If you are interested in understanding the I/O characteristics of your programs, you can use strace to trace all of the reads and writes made by your program. However, this won’t show I/O operations for memory-mapped files.

When you use the mmap system call to map a file into the address space of your program, reading and writing occurs indirectly as a result of loads from and stores to memory locations within the mapped address range. File system reads occur as a result of referencing addresses that aren’t currently backed by pages in the system’s page cache. Various Linux kernel daemons will write out dirty pages on behalf of your program as part of managing the system’s page cache.

To understand the I/O patterns with memory-mapped files, we can use systemtap to see when the file system receives read and write requests. However, if we need more detail, we can use the blktrace command to trace operations on the disk driver’s queues. With the blkparse command, we can print the trace in a human-readable form and see every request that is placed on the disk driver’s queue, as well as when each request completes, to get a low-level idea of how disk I/O behaves on the system. One way we can use this information is to determine whether the I/O patterns for a particular disk tend to be random or sequential.

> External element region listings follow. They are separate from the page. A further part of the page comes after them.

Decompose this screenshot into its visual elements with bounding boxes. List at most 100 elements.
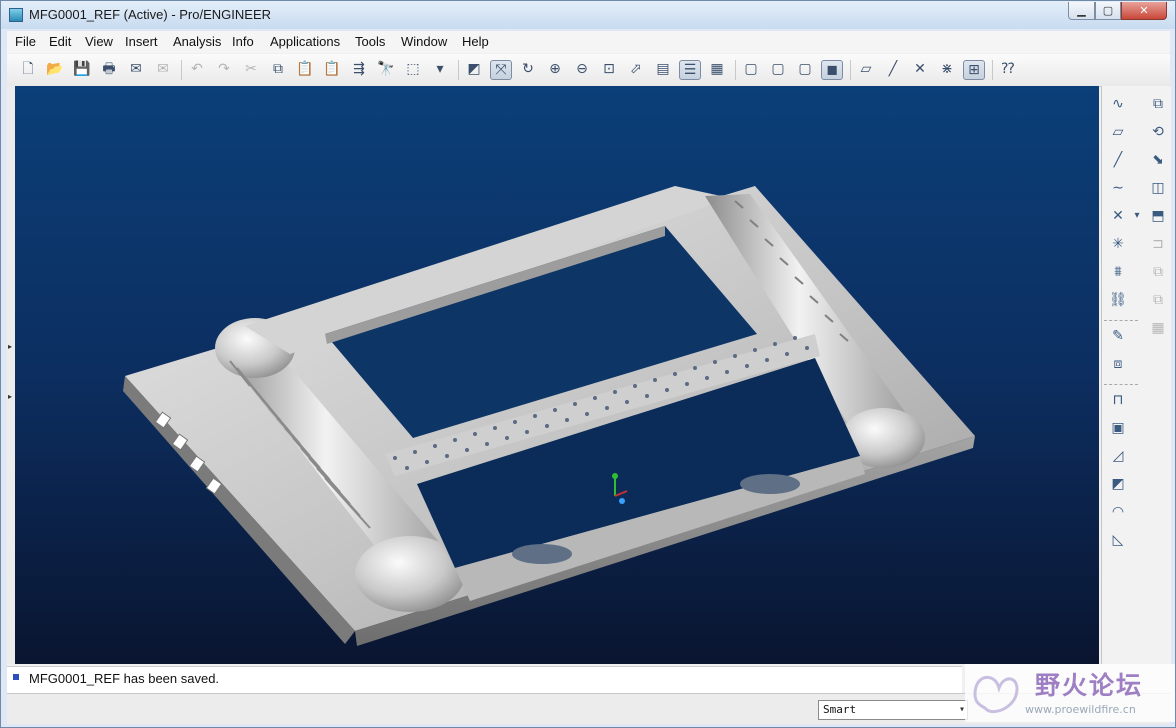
watermark-url: www.proewildfire.cn	[1025, 703, 1136, 716]
expand-navigator-arrow-icon[interactable]: ▸	[8, 392, 12, 401]
view-manager-icon[interactable]: ▦	[706, 60, 728, 80]
orient-mode-icon[interactable]: ↻	[517, 60, 539, 80]
sheet-metal-part[interactable]	[123, 186, 975, 646]
navigator-collapse-handle[interactable]: ▸ ▸	[7, 86, 15, 664]
find-icon[interactable]: 🔭	[375, 60, 397, 80]
zoom-out-icon[interactable]: ⊖	[571, 60, 593, 80]
round-icon[interactable]: ◠	[1107, 502, 1129, 522]
datum-curve-icon[interactable]: ∼	[1107, 178, 1129, 198]
menu-insert[interactable]: Insert	[125, 34, 158, 49]
chain-icon[interactable]: ⛓	[1107, 290, 1129, 310]
new-file-icon[interactable]: 🗋	[17, 60, 39, 80]
datum-axes-icon[interactable]: ╱	[882, 60, 904, 80]
mirror-icon[interactable]: ⊐	[1147, 234, 1169, 254]
copy-feature-icon[interactable]: ⧉	[1147, 262, 1169, 282]
reorient-icon[interactable]: ⬀	[625, 60, 647, 80]
application-window: MFG0001_REF (Active) - Pro/ENGINEER ▁ ▢ …	[0, 0, 1176, 728]
zoom-in-icon[interactable]: ⊕	[544, 60, 566, 80]
left-vent-grille[interactable]	[512, 544, 572, 564]
regenerate-icon[interactable]: ⇶	[348, 60, 370, 80]
menu-info[interactable]: Info	[232, 34, 254, 49]
layers-icon[interactable]: ☰	[679, 60, 701, 80]
menu-view[interactable]: View	[85, 34, 113, 49]
revolve-tool-icon[interactable]: ⟲	[1147, 122, 1169, 142]
toolbar-separator	[992, 60, 993, 80]
send-email-icon[interactable]: ✉	[125, 60, 147, 80]
open-file-icon[interactable]: 📂	[44, 60, 66, 80]
wireframe-icon[interactable]: ▢	[740, 60, 762, 80]
title-bar[interactable]: MFG0001_REF (Active) - Pro/ENGINEER ▁ ▢ …	[1, 1, 1175, 29]
shading-icon[interactable]: ◼	[821, 60, 843, 80]
toolbar-separator	[850, 60, 851, 80]
analysis-feature-icon[interactable]: ⩩	[1107, 262, 1129, 282]
datum-csys-icon[interactable]: ✳	[1107, 234, 1129, 254]
selection-filter-value: Smart	[823, 703, 857, 716]
window-title: MFG0001_REF (Active) - Pro/ENGINEER	[29, 7, 271, 22]
more-datum-tools-arrow-icon[interactable]: ▾	[1132, 206, 1142, 226]
coordinate-systems-icon[interactable]: ⋇	[936, 60, 958, 80]
paste-icon[interactable]: 📋	[294, 60, 316, 80]
extrude-icon[interactable]: ◿	[1107, 446, 1129, 466]
menu-help[interactable]: Help	[462, 34, 489, 49]
repaint-icon[interactable]: ◩	[463, 60, 485, 80]
chamfer-icon[interactable]: ◺	[1107, 530, 1129, 550]
selection-filter-dropdown[interactable]: Smart ▾	[818, 700, 968, 720]
feature-toolbar-separator	[1104, 384, 1138, 386]
datum-points-icon[interactable]: ✕	[909, 60, 931, 80]
datum-plane-icon[interactable]: ▱	[1107, 122, 1129, 142]
minimize-button[interactable]: ▁	[1068, 2, 1095, 20]
feature-toolbar-separator	[1104, 320, 1138, 322]
select-box-icon[interactable]: ⬚	[402, 60, 424, 80]
no-hidden-icon[interactable]: ▢	[794, 60, 816, 80]
toolbar-separator	[181, 60, 182, 80]
expand-navigator-arrow-icon[interactable]: ▸	[8, 342, 12, 351]
saved-views-icon[interactable]: ▤	[652, 60, 674, 80]
menu-edit[interactable]: Edit	[49, 34, 71, 49]
client-area: File Edit View Insert Analysis Info Applicatio…	[7, 31, 1171, 724]
datum-point-icon[interactable]: ✕	[1107, 206, 1129, 226]
offset-icon[interactable]: ⧉	[1147, 290, 1169, 310]
annotation-feature-icon[interactable]: ✎	[1107, 326, 1129, 346]
revolve-icon[interactable]: ◩	[1107, 474, 1129, 494]
print-icon[interactable]: 🖶	[98, 60, 120, 80]
sketch-tool-icon[interactable]: ∿	[1107, 94, 1129, 114]
sweep-tool-icon[interactable]: ⬊	[1147, 150, 1169, 170]
annotation-display-icon[interactable]: ⊞	[963, 60, 985, 80]
datum-planes-icon[interactable]: ▱	[855, 60, 877, 80]
menu-applications[interactable]: Applications	[270, 34, 340, 49]
select-dropdown-icon[interactable]: ▾	[429, 60, 451, 80]
refit-icon[interactable]: ⊡	[598, 60, 620, 80]
paste-special-icon[interactable]: 📋	[321, 60, 343, 80]
copy-icon[interactable]: ⧉	[267, 60, 289, 80]
workpiece-icon[interactable]: ⧈	[1107, 354, 1129, 374]
datum-axis-icon[interactable]: ╱	[1107, 150, 1129, 170]
undo-icon[interactable]: ↶	[186, 60, 208, 80]
menu-tools[interactable]: Tools	[355, 34, 385, 49]
right-vent-grille[interactable]	[740, 474, 800, 494]
message-area: MFG0001_REF has been saved.	[7, 666, 962, 693]
model-view-svg[interactable]	[15, 86, 1099, 664]
blend-tool-icon[interactable]: ◫	[1147, 178, 1169, 198]
save-icon[interactable]: 💾	[71, 60, 93, 80]
spin-center-icon[interactable]: ⤧	[490, 60, 512, 80]
toolbar-separator	[458, 60, 459, 80]
menu-analysis[interactable]: Analysis	[173, 34, 221, 49]
watermark-text: 野火论坛	[1035, 671, 1144, 700]
redo-icon[interactable]: ↷	[213, 60, 235, 80]
extrude-tool-icon[interactable]: ⧉	[1147, 94, 1169, 114]
graphics-viewport[interactable]	[15, 86, 1099, 664]
menu-window[interactable]: Window	[401, 34, 447, 49]
boundary-blend-icon[interactable]: ⬒	[1147, 206, 1169, 226]
send-link-icon[interactable]: ✉	[152, 60, 174, 80]
mill-window-icon[interactable]: ⊓	[1107, 390, 1129, 410]
context-help-icon[interactable]: ⁇	[997, 60, 1019, 80]
pro-engineer-app-icon[interactable]	[9, 8, 23, 22]
close-button[interactable]: ✕	[1121, 2, 1167, 20]
hidden-line-icon[interactable]: ▢	[767, 60, 789, 80]
message-text: MFG0001_REF has been saved.	[29, 671, 220, 686]
menu-file[interactable]: File	[15, 34, 36, 49]
maximize-button[interactable]: ▢	[1095, 2, 1121, 20]
cut-icon[interactable]: ✂	[240, 60, 262, 80]
pattern-icon[interactable]: ▦	[1147, 318, 1169, 338]
mill-surface-icon[interactable]: ▣	[1107, 418, 1129, 438]
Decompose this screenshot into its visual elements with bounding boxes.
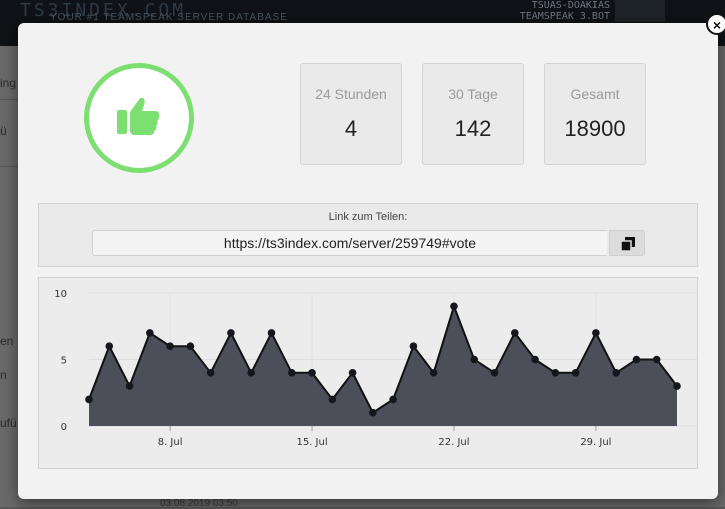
data-point bbox=[571, 369, 580, 377]
data-point bbox=[287, 369, 296, 377]
bg-side-text: n bbox=[0, 368, 7, 382]
data-point bbox=[632, 355, 641, 364]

If we don’t need the detail associated with individual I/O requests, we can instead use the iostat command to print I/O statistics for the duration of our program’s execution. The iostat command will print the amount of data read or written for each disk device on the system.

If we want to trace network I/O instead of disk I/O, we can use either tcpdump [4] or Wireshark [5] to capture and display network packets. Perhaps the best known use of the tcpdump program is in the classic text TCP/IP Illustrated by Rich Stevens [12].

Conclusions

There are many tools to help us debug our programs by tracing how the programs interact with the operating system environment. One word of caution, however: Many of the tools change the timing of a program’s execution. If a bug depends on timing, the bug can disappear while tracing the program. Nevertheless, tracing remains a useful technique to discover how programs behave.

References

[1] http://www.gnu.org/software/gdb

[2] http://valgrind.org

[3] http://sourceware.org/systemtap

[4] http://www.tcpdump.org

[5] http://www.wireshark.org

[6] Frank Ch. Eigler, Vara Prasad, Will Cohen, Hien Nguyen, Martin Hunt, Jim Keniston, and Brad Chen, Architecture of systemtap: a Linux trace/probe tool (2005).

[7] Roger Faulkner and Ron Gomes, “The Process File System and Process Model in UNIX System V,” Proceedings of the Winter 1991 USENIX Conference, pp. 243–252 (1991).

[8] Free Software Foundation, Debugging with GDB (2013).

[9] Tom Killian, “Processes as Files,” Proceedings of the USENIX Association Summer Conference, pp. 203–307, Salt Lake City (1984).

[10] Nicholas Nethercote and Julian Seward, “Valgrind: A Framework for Heavyweight Dynamic Binary Instrumentation,” Proceedings of the ACM SIGPLAN 2007 Conference on Programming Language Design and Implementation (PLDI’07), San Diego (2007).

[11] Julian Seward and Nicholas Nethercote, “Using Valgrind to detect undefined value errors with bitprecision,” Proceedings of the 2005 USENIX Annual Technical Conference, Anaheim, CA (2005).

[12] W. Richard Stevens, TCP/IP Illustrated, Volume 1, Addison-Wesley (1994).